At the time she had three small children, she worked as a housemaid and her husband worked as an electrician. Her children were enrolled into our crèche program and all was ok till she fell and broke her right arm at work and had to have an extended recovery and convalescence. When Sharana approached her as a candidate for our Social Entrepreneurship Programme she was ready with a business plan. Hers was to be a Petty Shop on a cart on the main road of her slum opposite Murugan temple, where after a few days of business in January 2020 she added lemonade and other cold drinks to her cart.

photo taken in July 2020

Vanrapet is a slum right next to the railway tracks in Pondicherry and Kanagavalli’s principal customers were railway passengers and school going children. As you’re all aware, neither of these categories of service and economic activity has opened yet so not only did business halt but she’s yet to regain her regular customers despite the “unlock” measures.

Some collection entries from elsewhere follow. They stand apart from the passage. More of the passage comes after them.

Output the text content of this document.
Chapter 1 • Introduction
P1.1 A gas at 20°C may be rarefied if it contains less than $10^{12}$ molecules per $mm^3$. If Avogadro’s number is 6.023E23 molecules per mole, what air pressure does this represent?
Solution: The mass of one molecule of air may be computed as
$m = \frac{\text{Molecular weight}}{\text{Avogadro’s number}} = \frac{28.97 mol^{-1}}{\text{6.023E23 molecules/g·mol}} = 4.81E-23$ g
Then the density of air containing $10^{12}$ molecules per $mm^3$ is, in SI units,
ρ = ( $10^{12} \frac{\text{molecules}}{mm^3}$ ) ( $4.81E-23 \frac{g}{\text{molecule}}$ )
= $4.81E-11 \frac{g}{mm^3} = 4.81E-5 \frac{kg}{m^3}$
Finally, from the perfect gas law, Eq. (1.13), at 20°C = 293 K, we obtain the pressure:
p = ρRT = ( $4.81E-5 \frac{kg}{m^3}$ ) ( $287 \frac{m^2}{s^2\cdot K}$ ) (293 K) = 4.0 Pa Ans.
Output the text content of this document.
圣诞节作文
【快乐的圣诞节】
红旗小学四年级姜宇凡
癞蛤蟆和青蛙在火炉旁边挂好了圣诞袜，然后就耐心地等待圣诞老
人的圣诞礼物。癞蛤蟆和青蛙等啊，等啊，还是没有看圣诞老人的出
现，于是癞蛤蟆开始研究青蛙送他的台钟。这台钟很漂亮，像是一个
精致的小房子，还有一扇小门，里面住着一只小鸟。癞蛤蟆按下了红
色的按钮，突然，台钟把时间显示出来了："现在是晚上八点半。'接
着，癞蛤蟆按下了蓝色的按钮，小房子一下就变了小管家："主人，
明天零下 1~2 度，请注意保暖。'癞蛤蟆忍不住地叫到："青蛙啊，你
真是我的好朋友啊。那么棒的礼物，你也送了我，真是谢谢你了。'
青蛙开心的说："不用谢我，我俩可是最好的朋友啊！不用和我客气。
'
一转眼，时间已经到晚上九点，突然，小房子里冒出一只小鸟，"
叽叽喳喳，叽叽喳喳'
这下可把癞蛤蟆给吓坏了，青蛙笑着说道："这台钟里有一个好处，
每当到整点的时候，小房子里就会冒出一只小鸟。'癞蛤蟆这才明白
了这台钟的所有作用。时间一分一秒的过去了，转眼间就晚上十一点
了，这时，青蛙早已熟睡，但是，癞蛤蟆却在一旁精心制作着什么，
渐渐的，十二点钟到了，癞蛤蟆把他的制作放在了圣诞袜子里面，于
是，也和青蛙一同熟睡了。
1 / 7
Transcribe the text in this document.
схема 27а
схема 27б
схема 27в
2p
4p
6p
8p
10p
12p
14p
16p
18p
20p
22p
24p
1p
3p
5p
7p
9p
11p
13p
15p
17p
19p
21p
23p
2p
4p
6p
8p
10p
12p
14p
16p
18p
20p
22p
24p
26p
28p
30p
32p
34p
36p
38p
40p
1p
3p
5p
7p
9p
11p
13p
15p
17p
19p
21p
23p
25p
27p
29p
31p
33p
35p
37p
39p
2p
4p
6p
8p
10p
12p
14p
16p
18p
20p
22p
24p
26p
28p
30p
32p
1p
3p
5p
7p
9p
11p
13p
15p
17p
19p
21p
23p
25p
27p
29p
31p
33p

photo taken in March 2020- pre-covid

But, as has been a recurring experience with Sharana, once autonomous the desire to be in control of one’s income is as much a responsibility as a necessity. Kanagavalli opened the cart shop within the slum just outside her tiny one bed room place. As with our previous story, purchase of wholesale produce wasn’t profitable as the wholesale market was selling their goods at MRP rates.

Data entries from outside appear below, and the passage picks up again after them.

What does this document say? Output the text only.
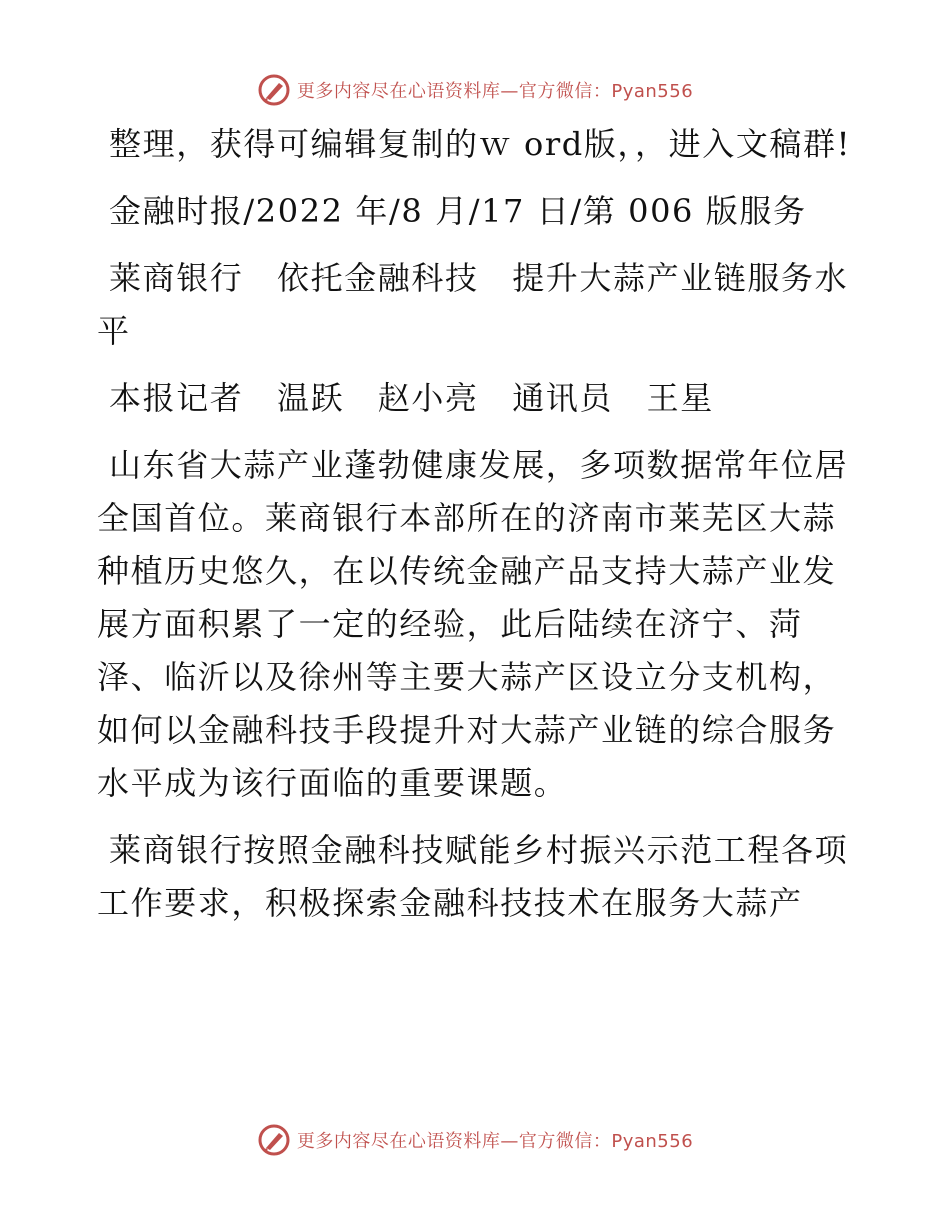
更多内容尽在心语资料库 —官方微信：Pyan556

整理，获得可编辑复制的ｗ ord版，，进入文稿群!

金融时报/2022 年/8 月/17 日/第 006 版服务

莱商银行　依托金融科技　提升大蒜产业链服务水平

本报记者　温跃　赵小亮　通讯员　王星

山东省大蒜产业蓬勃健康发展，多项数据常年位居全国首位。莱商银行本部所在的济南市莱芜区大蒜种植历史悠久，在以传统金融产品支持大蒜产业发展方面积累了一定的经验，此后陆续在济宁、菏泽、临沂以及徐州等主要大蒜产区设立分支机构，如何以金融科技手段提升对大蒜产业链的综合服务水平成为该行面临的重要课题。

莱商银行按照金融科技赋能乡村振兴示范工程各项工作要求，积极探索金融科技技术在服务大蒜产

更多内容尽在心语资料库 —官方微信：Pyan556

photo taken in August 2020

It is interesting to note that two of our beneficiaries have thus managed to bring food on the table these months by selling produce that were allowed an uninterrupted service right through this period: dairy and poultry. So Kanagavalli eked out a living selling milk and eggs, they also added dry fish to their list. Today she’s back to procuring goods from the whole sale market though sales within the slum has picked up but yet to reach pre Covid numbers.

photo taken in February 2020- pre-covid

It is important to point out that when income stops or is drastically reduced a slum like Vanrapet makes personal hygiene prohibitively expensive. During the first three months of lockdown she managed to earn barely 100 rupees a day and a 5 rupees rate for pay and use toilets became a significant drain on the finances for a family of 6. Vanrapet has no facilities and even today if there is an emergency at night, the railway tracks are the default open air toilets…

-penned by Mrs. Alo Pal, board member.